Jay Z has made his $56 million move. Apple is at work attempting to crush the competition. Spotify racks up hundreds of millions of dollars in additional funding. YouTube merely maintains its 1 billion-strong audience.
Every player in music streaming wants a piece of the $1.9 billion business, which made up 27 percent of record-industry revenues last year, according to the Recording Industry Association of America. With iTunes-style downloads and CDs plunging, the battle for streaming's Iron Throne is well underway. Rolling Stone has gone through all the players and ranked the Top 5. Here are the ones to look to for the future of online music.
Part 1
Jay Z (Tidal)
The superstar rapper and entrepreneur made a splash last month when he bought the previously little-known Swedish streaming service Tidal for $56 million. Tidal had previously been an also-ran in the streaming wars, but Jay invited the world's biggest music stars, including Beyonce, Rihanna, Madonna, Alicia Keys, Daft Punk and members of Coldplay, the White Stripes and Arcade Fire, to run the suddenly splashy company with him.

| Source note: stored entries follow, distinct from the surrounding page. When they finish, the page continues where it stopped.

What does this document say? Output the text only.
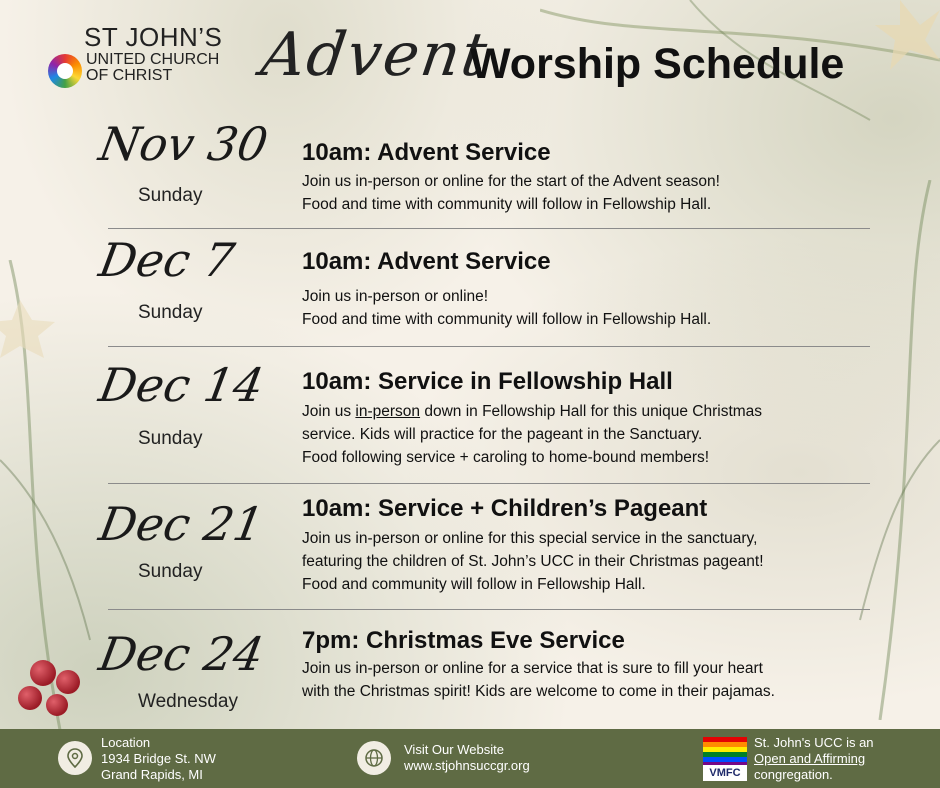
ST JOHN’S
UNITED CHURCH
OF CHRIST Advent
Worship Schedule
Nov 30
Sunday
10am: Advent Service
Join us in-person or online for the start of the Advent season!
Food and time with community will follow in Fellowship Hall.
Dec 7
Sunday
10am: Advent Service
Join us in-person or online!
Food and time with community will follow in Fellowship Hall.
Dec 14
Sunday
10am: Service in Fellowship Hall
Join us in-person down in Fellowship Hall for this unique Christmas
service. Kids will practice for the pageant in the Sanctuary.
Food following service + caroling to home-bound members!
Dec 21
Sunday
10am: Service + Children’s Pageant
Join us in-person or online for this special service in the sanctuary,
featuring the children of St. John’s UCC in their Christmas pageant!
Food and community will follow in Fellowship Hall.
Dec 24
Wednesday
7pm: Christmas Eve Service
Join us in-person or online for a service that is sure to fill your heart
with the Christmas spirit! Kids are welcome to come in their pajamas.
Location
1934 Bridge St. NW
Grand Rapids, MI
Visit Our Website
www.stjohnsuccgr.org	VMFC
St. John's UCC is an
Open and Affirming
congregation.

The artists pledge to fix the streaming business so it pays more royalties to those who make the music, but Tidal hasn't outlined exactly how it will achieve this — Vania Schlogel, a senior executive, says it's simply a matter of not offering the service for free. Will that be enough? We'll see, especially after Apple launches competitor Beats.
Lucian Grainge (Universal Music Group)
The record business isn't the cash machine it was in the CD era, but the major labels still own most of the music ever made. So every streaming service must negotiate licensing deals with all the labels, beginning with Universal. Grainge, the company's chairman, enthusiastically steered Universal into content deals with Spotify and others a few years ago, before the streaming market took off.
Lately, he has expressed reservations. Earlier this year, he said free, ad-supported streaming is "not something that is particularly sustainable in the long-term" and suggested free services should limit hot new releases. Other label execs have said similar things. If streaming changes from the free-for-all that is Spotify freemium and YouTube, it'll be because of people like Grainge.
Susan Wojcicki (YouTube)
"Music is a really important part of the YouTube experience," the company's chief executive said a year ago, shortly after taking over. You think? Just about every piece of music ever recorded appears on YouTube, for free, and any Spotify or Beats that attempts to charge listeners for streaming must contend with this reality. "YouTube is the world's largest freemium service, and that is frustrating," says Ian Montone, manager of Jack White, Vampire Weekend and others. "It can also be a discovery tool."
Google-owned YouTube gets away with this because 1) its massive ad business pays money to writers, artists and labels; 2) rightsholders are allowed to take down any video they don't want to appear on the site; and 3) the service has a billion viewers, and few artists want to miss out on the chance of going viral like Justin Bieber, Psy, OK Go or "Harlem Shake."
Jimmy Iovine (Beats/Apple)
Although nobody knows exactly what Beats Music will look like when it relaunches in (reportedly) June, Apple, worth $710 billion, will have an untouchable marketing war chest. "When Beats turns it on, with the machine of Apple behind it — you can get it on your Watch, you can get it on everything — it wins," predicts Gary Stiffelman, an attorney who has worked with artists from Michael Jackson to Lady Gaga.
Iovine, who founded Beats Electronics with Dr. Dre and sold the headphones giant to Apple last year for $3 billion, is a major-label veteran who understands the record business and has the ability to soothe major pop stars worried about their royalty payments. Can he adapt to new technology? If not, he has plenty of Apple people, as well as savvy Beats execs like Ian Rogers and Nine Inch Nails' Trent Reznor, to help him out.
Daniel Ek (Spotify)
Spotify is about to raise $400 million in new funding, which would bring the streaming service's value to $8.4 billion — a ridiculous number considering the U.S. record industry's entire revenue is roughly $12 billion. After Taylor Swift ripped Spotify last fall as a "grand experiment" that doesn't properly compensate artists and songwriters, major labels have pushed to limit the free side of its "freemium" service.
But the service with 60 million users refuses to budge. Ek, the company's founder, wrote a long and detailed blog post last fall in response to Swift and others, saying the company has paid $2 billion to rightsholders and "we're working day and night to recover money for artists and the music business that piracy was stealing away." Any road to winning the streaming wars goes through Ek and Spotify.